Abstract

Geological evidence indicates that rocks of the Cherokee Group (Desmoinesian) were the source of the petroleum which has accumulated in the Cherokee petroleum province of southeastern Kansas and northeastern Oklahoma. In order to test this source-rock hypothesis, two subsurface sections of the Cherokee Group were subjected to a geological and organic-geochemical study. One section is located in the Burbank oil field, Osage County, Oklahoma, and the other in the Thrall oil field, Greenwood County, Kansas. Both fields are productive from shoestring-sand reservoirs and yield petroleums of virtually identical composition. The Cherokee Group at these two localities is divisible into cyclothems which are characterized by a variety of lithologic types including coal, underclay, sandstone, greenish gray shale, gray shale, black shale, and limestone. It is evident that the Cherokee Group was deposited in sedimentary environments which fluctuated from non-marine to marine. Organic-geochemical studies included the determination of organic-carbon and hydrocarbon contents, and saturate-to-aromatic and hydrocarbon-to-organic-carbon ratios of the rocks. Organic composition, like lithology, shows extreme vertical variability, although principal lithologic types have characteristic organic compositions. Despite this internal variability, the organic composition of the Cherokee Group as a whole is very similar at Burbank and Thrall. This observation substantiates the hypothesis that the non-reservoir facies of the Cherokee Group were the source of the petroleum in the shoestring sands, because it would be expected that crude oils of similar type would be derived from sedimentary sequences of similar organic composition.

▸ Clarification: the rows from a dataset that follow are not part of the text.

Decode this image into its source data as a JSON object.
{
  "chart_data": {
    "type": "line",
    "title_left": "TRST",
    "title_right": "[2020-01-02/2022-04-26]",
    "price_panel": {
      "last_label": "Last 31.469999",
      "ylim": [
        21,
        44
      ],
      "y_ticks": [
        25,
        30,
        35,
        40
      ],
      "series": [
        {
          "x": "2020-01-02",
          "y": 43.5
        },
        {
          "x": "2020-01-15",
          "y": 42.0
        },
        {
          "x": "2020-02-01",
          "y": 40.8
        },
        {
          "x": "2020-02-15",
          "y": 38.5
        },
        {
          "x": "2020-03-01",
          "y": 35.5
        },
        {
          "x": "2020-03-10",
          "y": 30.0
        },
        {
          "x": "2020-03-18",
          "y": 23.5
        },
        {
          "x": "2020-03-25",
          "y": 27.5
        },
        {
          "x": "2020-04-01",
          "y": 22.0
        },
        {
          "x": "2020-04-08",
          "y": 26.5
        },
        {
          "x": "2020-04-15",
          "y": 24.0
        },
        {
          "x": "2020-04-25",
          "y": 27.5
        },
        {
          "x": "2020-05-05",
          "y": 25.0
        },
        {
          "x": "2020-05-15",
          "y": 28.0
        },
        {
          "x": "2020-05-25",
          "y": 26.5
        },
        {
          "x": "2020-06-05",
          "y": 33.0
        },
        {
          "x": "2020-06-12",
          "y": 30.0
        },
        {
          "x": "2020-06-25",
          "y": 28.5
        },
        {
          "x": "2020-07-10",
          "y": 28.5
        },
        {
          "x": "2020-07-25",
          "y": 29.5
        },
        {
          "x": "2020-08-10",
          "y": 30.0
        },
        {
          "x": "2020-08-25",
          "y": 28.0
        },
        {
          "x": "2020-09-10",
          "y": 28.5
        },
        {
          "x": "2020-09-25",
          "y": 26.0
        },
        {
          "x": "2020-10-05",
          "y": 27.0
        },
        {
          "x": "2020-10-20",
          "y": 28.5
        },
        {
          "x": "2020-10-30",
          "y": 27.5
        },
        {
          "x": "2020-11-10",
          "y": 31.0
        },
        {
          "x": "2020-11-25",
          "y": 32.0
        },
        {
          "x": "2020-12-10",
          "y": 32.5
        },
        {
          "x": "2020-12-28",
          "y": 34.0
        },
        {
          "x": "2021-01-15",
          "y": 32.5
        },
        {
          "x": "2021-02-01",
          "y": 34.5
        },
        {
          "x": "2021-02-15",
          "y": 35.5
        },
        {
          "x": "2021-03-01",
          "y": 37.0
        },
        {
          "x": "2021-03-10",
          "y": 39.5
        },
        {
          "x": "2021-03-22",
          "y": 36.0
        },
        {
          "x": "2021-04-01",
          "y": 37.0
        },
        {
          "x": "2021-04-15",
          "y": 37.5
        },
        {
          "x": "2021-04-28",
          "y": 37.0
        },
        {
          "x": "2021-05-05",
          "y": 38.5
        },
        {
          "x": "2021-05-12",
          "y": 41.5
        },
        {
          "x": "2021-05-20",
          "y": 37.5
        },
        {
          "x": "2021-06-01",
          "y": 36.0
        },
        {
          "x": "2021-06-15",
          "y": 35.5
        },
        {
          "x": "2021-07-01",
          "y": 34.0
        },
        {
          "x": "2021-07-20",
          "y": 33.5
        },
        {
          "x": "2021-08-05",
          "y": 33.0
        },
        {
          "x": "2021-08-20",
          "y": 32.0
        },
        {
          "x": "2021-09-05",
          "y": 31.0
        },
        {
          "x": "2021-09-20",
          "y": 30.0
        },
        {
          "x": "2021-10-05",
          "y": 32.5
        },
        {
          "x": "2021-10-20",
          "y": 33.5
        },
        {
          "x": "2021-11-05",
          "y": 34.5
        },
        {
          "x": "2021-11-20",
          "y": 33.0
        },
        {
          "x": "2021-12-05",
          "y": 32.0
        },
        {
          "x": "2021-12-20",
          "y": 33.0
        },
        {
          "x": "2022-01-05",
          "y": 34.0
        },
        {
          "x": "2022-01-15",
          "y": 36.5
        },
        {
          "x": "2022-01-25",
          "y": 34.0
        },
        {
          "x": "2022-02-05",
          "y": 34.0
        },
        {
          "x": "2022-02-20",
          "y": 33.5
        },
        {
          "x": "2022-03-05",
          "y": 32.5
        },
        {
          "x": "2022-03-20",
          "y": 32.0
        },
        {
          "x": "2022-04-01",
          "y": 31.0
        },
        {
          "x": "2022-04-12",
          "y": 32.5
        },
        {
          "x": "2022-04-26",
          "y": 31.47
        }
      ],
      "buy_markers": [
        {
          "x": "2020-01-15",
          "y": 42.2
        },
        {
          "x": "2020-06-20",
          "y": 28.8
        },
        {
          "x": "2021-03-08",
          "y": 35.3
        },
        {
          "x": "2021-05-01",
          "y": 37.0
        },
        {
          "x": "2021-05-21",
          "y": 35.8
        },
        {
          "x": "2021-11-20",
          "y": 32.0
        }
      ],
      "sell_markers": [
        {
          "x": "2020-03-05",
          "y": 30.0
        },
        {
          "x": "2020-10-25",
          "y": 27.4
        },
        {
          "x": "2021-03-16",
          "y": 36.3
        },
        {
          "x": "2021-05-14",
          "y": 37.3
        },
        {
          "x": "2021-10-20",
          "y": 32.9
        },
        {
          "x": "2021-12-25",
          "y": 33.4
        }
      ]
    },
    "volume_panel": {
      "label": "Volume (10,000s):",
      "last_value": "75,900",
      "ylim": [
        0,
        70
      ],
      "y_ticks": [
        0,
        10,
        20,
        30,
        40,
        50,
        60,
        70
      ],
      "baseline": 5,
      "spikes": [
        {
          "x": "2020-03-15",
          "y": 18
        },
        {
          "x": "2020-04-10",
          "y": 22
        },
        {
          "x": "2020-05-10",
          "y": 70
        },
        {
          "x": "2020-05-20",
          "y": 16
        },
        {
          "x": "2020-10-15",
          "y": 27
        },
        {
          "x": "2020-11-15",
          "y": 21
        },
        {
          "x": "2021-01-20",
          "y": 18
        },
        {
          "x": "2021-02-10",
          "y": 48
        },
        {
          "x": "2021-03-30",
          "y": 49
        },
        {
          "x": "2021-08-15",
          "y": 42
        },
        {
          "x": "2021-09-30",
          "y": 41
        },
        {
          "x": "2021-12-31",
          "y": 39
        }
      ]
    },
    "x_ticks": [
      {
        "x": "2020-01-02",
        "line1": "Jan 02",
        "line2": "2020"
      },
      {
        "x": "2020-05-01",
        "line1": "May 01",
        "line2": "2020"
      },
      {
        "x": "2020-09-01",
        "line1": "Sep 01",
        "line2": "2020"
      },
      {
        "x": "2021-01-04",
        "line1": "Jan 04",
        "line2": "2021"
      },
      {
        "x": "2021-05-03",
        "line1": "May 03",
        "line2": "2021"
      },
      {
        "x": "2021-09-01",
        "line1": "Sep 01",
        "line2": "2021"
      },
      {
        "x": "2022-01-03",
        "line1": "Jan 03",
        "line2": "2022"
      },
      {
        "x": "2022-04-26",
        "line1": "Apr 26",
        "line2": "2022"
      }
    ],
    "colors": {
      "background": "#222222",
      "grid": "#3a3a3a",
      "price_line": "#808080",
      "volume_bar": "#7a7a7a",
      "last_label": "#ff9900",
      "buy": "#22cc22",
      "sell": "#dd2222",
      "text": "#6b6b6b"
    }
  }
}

Other implications of these results are: (1) organic composition and source rock quality are inherent properties of sedimentary rocks and are a function of depositional environment; (2) composition of crude oil is controlled by the parent source-rock section; (3) saturate-type hydrocarbons migrate from the source rock more readily than aromatic types; (4) the amount of indigenous hydrocarbons in shales is a function of the amount of organic carbon (organic matter) in the rock; and (5) primary migration is a very inefficient process and causes the removal of only a small part of the hydrocarbons from the source rock.